Violent incidences involving war veterans occur more often than one might think. Maybe not to the degree of killing someone or even almost killing someone, but fighting happens all the time. I already have one assault charge on my record from a bar fight and could easily have several more.

Most of the returning vets I know drink heavily which can lead to many types of violence. On the website ptsdcombat.com it is reported that 25 percent of the nation’s suicides over the time of these two wars have been veterans.

These things are caused by Post Traumatic Stress Disorder. According to the Department of Defense 1 in 6 returning veterans return with symptoms of PTSD. The Department of Veterans Affairs’ National Center for PTSD says that as many as 20 percent have or will develop symptoms of PTSD.

Since, according to ptsdcombat.com, over 1.4 million troops have served in either OIF or OEF,  this is a staggering statistic especially since most who serve are in support positions and never leave the base or see any combat. Those who do see combat have a much larger risk of PTSD symptoms.

I have seen this in many of my friends. Even in the ones that think they are the same. To some extent we are all different than we were before going to war.

Everyday I feel a little worse, and this is the way it is for many OIF and OEF veterans.

I have worked with doctors at the local Veterans Affairs hospital on finding a way to fight against this disorder which every veteran needs to do. I have tried several medications of different quantities. Presently the ones I am on seem to control severe depression and anger, but the problem is that they control my other emotions as well. I may not be angry and depressed, but I feel nothing at all.

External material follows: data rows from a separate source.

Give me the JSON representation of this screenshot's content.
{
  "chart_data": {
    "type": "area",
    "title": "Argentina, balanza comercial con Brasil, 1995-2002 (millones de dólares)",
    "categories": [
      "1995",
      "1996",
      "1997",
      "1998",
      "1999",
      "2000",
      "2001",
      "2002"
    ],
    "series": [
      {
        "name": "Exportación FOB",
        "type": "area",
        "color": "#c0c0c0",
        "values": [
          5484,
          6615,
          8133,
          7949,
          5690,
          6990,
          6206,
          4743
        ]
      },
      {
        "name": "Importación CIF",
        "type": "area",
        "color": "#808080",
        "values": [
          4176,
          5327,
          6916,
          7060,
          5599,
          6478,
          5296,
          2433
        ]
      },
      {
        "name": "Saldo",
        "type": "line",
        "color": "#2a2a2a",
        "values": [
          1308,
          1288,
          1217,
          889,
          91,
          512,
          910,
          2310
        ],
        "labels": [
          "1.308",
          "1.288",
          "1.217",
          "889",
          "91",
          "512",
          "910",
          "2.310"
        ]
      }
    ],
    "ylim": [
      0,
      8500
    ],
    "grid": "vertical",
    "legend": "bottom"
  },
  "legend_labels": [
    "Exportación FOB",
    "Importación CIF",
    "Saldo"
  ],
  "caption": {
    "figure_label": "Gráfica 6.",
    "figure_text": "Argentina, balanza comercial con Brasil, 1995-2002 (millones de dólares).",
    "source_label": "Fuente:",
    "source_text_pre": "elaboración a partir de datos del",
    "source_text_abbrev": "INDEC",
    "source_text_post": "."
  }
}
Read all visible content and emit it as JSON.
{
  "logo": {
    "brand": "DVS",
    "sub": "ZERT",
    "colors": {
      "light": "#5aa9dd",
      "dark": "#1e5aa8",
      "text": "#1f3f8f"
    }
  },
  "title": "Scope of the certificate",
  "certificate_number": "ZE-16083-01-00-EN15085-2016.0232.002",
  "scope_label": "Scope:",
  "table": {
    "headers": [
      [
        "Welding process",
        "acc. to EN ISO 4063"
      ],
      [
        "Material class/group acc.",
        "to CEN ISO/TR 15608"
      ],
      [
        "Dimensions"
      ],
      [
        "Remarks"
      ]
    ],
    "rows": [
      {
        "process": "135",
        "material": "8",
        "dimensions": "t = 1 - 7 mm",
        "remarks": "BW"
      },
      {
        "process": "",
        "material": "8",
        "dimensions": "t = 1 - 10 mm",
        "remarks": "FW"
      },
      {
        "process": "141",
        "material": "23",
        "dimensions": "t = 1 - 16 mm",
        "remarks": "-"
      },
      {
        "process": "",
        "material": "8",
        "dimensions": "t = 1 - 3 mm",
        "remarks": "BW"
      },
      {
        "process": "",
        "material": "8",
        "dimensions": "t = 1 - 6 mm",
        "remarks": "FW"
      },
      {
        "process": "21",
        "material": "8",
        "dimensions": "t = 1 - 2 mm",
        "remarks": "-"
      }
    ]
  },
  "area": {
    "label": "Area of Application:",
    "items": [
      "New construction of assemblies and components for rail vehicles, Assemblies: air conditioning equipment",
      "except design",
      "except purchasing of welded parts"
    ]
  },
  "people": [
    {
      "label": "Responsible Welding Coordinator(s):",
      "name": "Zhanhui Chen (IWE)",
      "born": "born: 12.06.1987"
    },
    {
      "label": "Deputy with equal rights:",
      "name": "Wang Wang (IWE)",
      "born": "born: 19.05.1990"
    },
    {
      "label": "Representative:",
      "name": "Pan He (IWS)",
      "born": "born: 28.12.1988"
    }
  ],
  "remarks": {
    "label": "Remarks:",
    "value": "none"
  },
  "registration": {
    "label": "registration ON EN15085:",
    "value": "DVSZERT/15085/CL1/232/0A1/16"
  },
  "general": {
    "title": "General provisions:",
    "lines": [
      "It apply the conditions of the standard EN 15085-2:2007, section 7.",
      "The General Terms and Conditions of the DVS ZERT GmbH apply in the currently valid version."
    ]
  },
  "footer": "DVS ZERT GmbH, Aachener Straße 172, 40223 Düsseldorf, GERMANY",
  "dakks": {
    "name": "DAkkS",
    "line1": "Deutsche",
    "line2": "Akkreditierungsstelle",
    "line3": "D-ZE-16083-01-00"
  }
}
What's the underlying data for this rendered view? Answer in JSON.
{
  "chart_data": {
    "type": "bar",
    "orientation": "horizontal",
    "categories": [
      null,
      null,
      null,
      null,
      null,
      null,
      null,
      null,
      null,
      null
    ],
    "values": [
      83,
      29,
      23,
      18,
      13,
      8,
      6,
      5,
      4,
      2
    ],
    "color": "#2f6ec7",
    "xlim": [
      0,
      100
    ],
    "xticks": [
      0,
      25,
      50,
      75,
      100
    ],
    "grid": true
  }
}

Most of the time I no longer feel happy, sad, hate or love. I am emotionally numb. I have no desire to date or make new friends. I do not know if that is a symptom of PTSD or if my pills are causing it. Either way it is a problem I would not have if I had not been to war.

On a positive note my hopes and dreams keep me alive, and I am about to start a new pill regime that is supposed to combat my lack of feeling. I am very positive that these next pills are the right ones.

Veterans of war who saw combat need to seek help for what they went through just as I have been. They need to understand that it may take awhile to find the treatment that is right for them, but they need to keep hope alive because we deserve to find a peace that is absent in war.

We have come home from war, and there is no reason to stop living now.